Archiv für den Monat: November 2016

Bashing: Systemische Beratung

Da habe ich nicht schlecht gestaunt! Ich ließ mir das neue Magazin „changement“ vom Verlag (Handelsblatt) schicken. Beim ersten Durchblättern blieb mein Auge sogleich an einem Interview von Chefredakteur Martin Claßen mit Dr. Wolfgang Looss hängen: Allerweltsbegriff „systemisch“. Doch beim Lesen verdrehte ich sogleich die Augen, und schlug wenige Zeilen später nur noch die Hände über’m Kopf zusammen. Was für ein Bashing! Systemische Beratung wird von Looss undifferenziert  in die große Tonne gekloppt.

Kritik an der Bezeichnung „Systemiker“

Nun, Looss ist nicht der erste, der sich kritisch zum Thema systemische Beratung äußert. Im August diesen Jahres hatte Dr. Walter Schwertl eine Glosse mit ähnlichem Tenor in „Training aktuell“ publiziert. Beide argumentieren, „systemisch“ sei zu einer Marketing getriebenen Worthülse verkommen. Beide kritisieren die Bezeichnung „Systemiker“. Doch wo Schwertl Argumente liefert, wirft Looss alles undifferenziert in einen Topf und kippt dann als nächstes das Kind mit dem Bade aus.  Das hätte ich von ihm nicht erwartet. Denn ich schätze ihn sehr – gerade wegen seiner Erfahrung, seiner messerscharfen Analyse und auch seinem Engagement. Als Christopher Rauen und ich das Coaching-Magazin launchten, gehörte mein Interview mit dem Coaching-Pionier Looss dort zum „Starter-Kit“.

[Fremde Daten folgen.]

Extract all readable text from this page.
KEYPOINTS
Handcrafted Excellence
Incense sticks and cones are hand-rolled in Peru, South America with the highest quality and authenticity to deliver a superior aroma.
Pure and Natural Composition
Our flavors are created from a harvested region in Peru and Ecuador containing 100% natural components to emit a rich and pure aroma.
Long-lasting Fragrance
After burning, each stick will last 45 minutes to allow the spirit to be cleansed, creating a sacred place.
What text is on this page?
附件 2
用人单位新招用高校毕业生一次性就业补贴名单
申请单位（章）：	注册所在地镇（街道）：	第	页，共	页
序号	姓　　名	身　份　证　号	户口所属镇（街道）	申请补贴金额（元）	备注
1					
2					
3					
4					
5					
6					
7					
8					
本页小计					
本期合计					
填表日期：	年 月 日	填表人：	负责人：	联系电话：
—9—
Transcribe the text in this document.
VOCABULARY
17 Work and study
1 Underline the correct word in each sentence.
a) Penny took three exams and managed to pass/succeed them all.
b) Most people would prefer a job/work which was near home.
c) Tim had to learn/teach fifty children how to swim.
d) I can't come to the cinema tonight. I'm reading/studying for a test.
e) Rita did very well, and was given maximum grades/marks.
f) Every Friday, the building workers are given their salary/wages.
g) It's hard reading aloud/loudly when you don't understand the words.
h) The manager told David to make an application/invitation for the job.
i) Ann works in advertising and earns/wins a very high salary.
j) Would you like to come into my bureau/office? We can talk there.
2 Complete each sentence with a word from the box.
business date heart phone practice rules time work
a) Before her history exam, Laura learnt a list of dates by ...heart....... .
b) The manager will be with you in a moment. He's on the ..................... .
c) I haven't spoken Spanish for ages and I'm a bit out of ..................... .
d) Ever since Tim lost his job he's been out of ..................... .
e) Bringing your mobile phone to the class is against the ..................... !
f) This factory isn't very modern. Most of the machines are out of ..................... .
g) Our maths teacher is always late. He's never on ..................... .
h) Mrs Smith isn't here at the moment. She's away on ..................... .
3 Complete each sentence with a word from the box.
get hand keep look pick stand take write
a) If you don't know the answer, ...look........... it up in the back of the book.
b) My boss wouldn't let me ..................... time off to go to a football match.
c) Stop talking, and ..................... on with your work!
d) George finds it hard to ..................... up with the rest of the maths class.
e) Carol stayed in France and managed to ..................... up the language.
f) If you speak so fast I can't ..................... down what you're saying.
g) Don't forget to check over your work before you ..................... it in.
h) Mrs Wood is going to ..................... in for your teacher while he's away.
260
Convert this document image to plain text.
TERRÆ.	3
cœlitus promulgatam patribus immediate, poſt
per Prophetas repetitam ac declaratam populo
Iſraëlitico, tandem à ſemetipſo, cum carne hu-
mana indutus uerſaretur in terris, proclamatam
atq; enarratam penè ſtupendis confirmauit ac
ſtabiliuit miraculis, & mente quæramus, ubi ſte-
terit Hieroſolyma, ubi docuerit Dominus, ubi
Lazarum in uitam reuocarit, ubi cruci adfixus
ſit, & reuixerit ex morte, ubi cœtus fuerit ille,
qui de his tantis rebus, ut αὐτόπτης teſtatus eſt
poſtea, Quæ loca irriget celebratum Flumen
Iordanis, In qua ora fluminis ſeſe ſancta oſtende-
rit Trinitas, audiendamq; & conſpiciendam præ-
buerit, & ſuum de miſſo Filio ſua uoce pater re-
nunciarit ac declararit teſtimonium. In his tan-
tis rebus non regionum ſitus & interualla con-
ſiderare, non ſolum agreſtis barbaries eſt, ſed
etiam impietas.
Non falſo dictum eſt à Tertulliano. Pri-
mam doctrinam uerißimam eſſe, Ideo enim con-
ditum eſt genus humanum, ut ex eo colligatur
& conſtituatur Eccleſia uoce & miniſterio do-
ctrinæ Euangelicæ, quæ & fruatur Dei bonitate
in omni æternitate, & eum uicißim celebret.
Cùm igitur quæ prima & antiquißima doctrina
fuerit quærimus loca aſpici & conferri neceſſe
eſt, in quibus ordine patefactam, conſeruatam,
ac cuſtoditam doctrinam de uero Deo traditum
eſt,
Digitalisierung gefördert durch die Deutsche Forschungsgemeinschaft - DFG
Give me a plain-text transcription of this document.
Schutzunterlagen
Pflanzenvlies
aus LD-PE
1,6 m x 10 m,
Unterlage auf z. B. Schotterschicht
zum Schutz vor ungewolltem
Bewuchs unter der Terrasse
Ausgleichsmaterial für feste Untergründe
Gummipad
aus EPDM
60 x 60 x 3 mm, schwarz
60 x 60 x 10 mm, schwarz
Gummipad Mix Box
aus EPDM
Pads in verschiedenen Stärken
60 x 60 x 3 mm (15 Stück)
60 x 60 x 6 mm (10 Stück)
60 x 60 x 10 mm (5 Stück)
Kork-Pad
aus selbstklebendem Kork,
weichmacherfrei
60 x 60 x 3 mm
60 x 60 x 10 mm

Da fügte es sich natürlich gut, dass ich Looss am vergangenen Wochenende auf der Mitgliederversammlung des DBVC traf. Auf sein Interview mit Claßen angesprochen reagierte er allerdings eher kurz angebunden und verwies auf zahlreiche schräge Websites der systemischen Szene. Im Weiteren haben wir uns dann vertieft und differenziert über Unterschiede zwischen den Kontexten Hochschule und Weiterbildung und den Konsequenzen für die Coaching-Professionalisierung unterhalten.

Warum das Kind mit dem Bade ausschütten?

Ich verstehe allerdings auch Martin Claßen nicht, warum er ein Interview mit diesem Tenor in die Startausgabe seines neuen Magazins aufnimmt. Claßen ist ein versierter und renommierter Unternehmensberater. Die „Change Management Studie 2010„, die er seinerzeit für „Capgemini Consulting“ angefertigt hat, habe ich nicht nur mit großem Interesse und Erkenntniszuwachs gelesen. Ich habe sie auch gleich meinen Studierenden als Leseempfehlung ans Herz gelegt. Sollten sich beiden Herren von der Überzeugung „only bad news are good news“ haben leiten lassen? Ich hätte ihnen dazu bestimmt nicht geraten. Seltsam auch, dass auf der zweiten Umschlagseite eine Anzeige erscheint, mit der die zum Urgestein der systemischen Beratung gehörende Dr. Barbara Heitger, Systemaufstellungsexperte Prof. Dr. Matthias Varga von Kibéd sowie eben Coaching-Pionier Dr. Wolfgang Looss gemeinsam zur Weiterbildung einladen.

Und man muss einfach dagegen halten: Unter dem Banner „systemisch“ mag  sich gar manches bunte bis zwielichtige Volk versammelt haben. Doch es gibt eben auch die Gegenbeispiele: Zu denen u.a. übrigens Dr. Walter Schwertl gehört, auch Professor Jürgen Kriz – und ich möchte mich ebenfalls dazu zählen.